The company is targeting the Caribbean and Central America cities of Punta Cana, Dominican Republic; Panama City, Panama; Los Cabos, Mexico and Puerto Penasco, Mexico. Its first project in the Dominican Republic is Cana Bay Beach Club & Resort. It hopes to break into the US markets in early 2008.
The expansion strategy will be spearheaded by Raminova America's CEO Evagrio Sanchez and Raminova CEO Angel Ramirez. Sanchez is a former Sol Melia executive who led the hotel chain's introduction and growth in the Americas between 1991 and 2001. He has been in his current position with Raminova for the past eight years.
Sanchez tells GlobeSt.com that in the Dominican Republic the company is developing a golf and beach resort with condos that have one, two and three bedrooms. In Puerto Peñasco, Mexico, Raminova is developing a marina that will have condos, a yacht club, and possibly a hotel. Plans for Los Cabos, Mexico include a golf and beach resort with condos and villas and, in Panama City call for developing a building that will be a hotel as well as an office building.

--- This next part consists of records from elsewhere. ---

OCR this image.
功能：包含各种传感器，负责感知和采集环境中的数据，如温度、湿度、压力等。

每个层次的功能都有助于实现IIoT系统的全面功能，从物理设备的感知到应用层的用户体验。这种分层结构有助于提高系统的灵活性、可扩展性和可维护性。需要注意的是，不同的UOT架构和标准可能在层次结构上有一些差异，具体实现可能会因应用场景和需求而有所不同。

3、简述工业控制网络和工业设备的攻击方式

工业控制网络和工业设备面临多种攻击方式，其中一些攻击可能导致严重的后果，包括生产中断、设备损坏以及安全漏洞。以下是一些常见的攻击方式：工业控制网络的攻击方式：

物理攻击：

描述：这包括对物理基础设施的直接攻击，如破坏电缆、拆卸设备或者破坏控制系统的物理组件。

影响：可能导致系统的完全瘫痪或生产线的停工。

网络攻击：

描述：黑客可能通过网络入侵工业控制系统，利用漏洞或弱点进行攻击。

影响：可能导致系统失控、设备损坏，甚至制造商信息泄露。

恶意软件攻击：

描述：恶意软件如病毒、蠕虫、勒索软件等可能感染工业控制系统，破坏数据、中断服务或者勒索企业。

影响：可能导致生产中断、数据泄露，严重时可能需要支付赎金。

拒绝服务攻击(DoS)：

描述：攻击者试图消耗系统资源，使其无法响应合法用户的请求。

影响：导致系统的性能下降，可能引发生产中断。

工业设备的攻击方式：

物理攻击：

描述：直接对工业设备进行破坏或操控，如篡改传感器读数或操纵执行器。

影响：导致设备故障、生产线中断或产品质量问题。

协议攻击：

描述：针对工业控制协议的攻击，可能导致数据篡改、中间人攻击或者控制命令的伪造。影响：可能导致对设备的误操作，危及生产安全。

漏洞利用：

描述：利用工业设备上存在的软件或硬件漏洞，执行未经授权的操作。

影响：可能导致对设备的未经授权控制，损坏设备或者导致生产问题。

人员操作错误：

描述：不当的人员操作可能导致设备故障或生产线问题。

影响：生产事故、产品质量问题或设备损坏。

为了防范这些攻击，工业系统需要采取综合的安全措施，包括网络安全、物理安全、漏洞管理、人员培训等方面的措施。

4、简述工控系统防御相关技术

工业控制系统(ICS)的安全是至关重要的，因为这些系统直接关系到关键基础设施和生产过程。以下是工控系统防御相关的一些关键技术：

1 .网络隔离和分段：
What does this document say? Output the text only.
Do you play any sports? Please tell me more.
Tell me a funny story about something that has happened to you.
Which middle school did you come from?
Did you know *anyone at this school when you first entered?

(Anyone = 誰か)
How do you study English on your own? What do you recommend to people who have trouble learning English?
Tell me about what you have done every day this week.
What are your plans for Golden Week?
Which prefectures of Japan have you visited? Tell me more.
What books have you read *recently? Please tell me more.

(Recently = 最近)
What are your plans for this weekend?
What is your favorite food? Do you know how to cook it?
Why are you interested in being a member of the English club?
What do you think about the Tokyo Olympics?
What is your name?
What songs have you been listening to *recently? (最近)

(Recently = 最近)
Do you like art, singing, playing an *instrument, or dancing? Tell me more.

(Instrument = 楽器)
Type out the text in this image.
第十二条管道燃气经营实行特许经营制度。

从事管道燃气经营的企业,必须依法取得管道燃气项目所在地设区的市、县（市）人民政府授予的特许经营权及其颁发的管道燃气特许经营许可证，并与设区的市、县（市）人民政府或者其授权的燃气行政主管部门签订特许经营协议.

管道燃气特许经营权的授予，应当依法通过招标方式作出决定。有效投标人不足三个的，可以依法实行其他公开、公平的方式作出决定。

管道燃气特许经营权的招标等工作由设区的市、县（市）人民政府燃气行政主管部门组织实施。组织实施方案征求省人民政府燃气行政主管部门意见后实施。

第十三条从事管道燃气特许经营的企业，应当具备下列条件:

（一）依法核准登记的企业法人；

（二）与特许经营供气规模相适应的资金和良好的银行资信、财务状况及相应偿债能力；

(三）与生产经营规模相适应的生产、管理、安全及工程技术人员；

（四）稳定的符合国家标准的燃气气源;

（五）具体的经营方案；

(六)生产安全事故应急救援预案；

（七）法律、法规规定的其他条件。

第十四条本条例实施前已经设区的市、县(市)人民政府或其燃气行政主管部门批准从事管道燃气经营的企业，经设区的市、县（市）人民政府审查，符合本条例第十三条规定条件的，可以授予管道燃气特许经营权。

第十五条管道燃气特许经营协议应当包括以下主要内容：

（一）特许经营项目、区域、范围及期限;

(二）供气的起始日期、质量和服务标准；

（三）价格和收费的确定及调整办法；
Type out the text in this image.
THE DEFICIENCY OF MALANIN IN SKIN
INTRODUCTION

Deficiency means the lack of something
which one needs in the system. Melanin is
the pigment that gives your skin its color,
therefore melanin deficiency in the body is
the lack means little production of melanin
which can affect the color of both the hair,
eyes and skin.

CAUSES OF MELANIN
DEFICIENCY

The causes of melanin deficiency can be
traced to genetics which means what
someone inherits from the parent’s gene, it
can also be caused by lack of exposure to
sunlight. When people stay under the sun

Cana Bay Beach Club & Golf Resort is built around a Nicklaus Design 18-hole golf course. It consists of about 4,800 condos that have one, two or three bedrooms, with prices ranging from $170,000 to $500,000. The project will break ground by the end of 2007 and the pre-construction sales start in January 2008.
The company is targeting these areas because the demand for second homes is rising in the Caribbean and Central America due to lower prices and higher returns than investments in the US market. More than 78 million Baby Boomers are preparing to retire in the coming years and these markets have become increasingly popular. "Basically, the US dollar goes a long way in the Caribbean and Central America, as compared to US real estate prices," Sanchez says.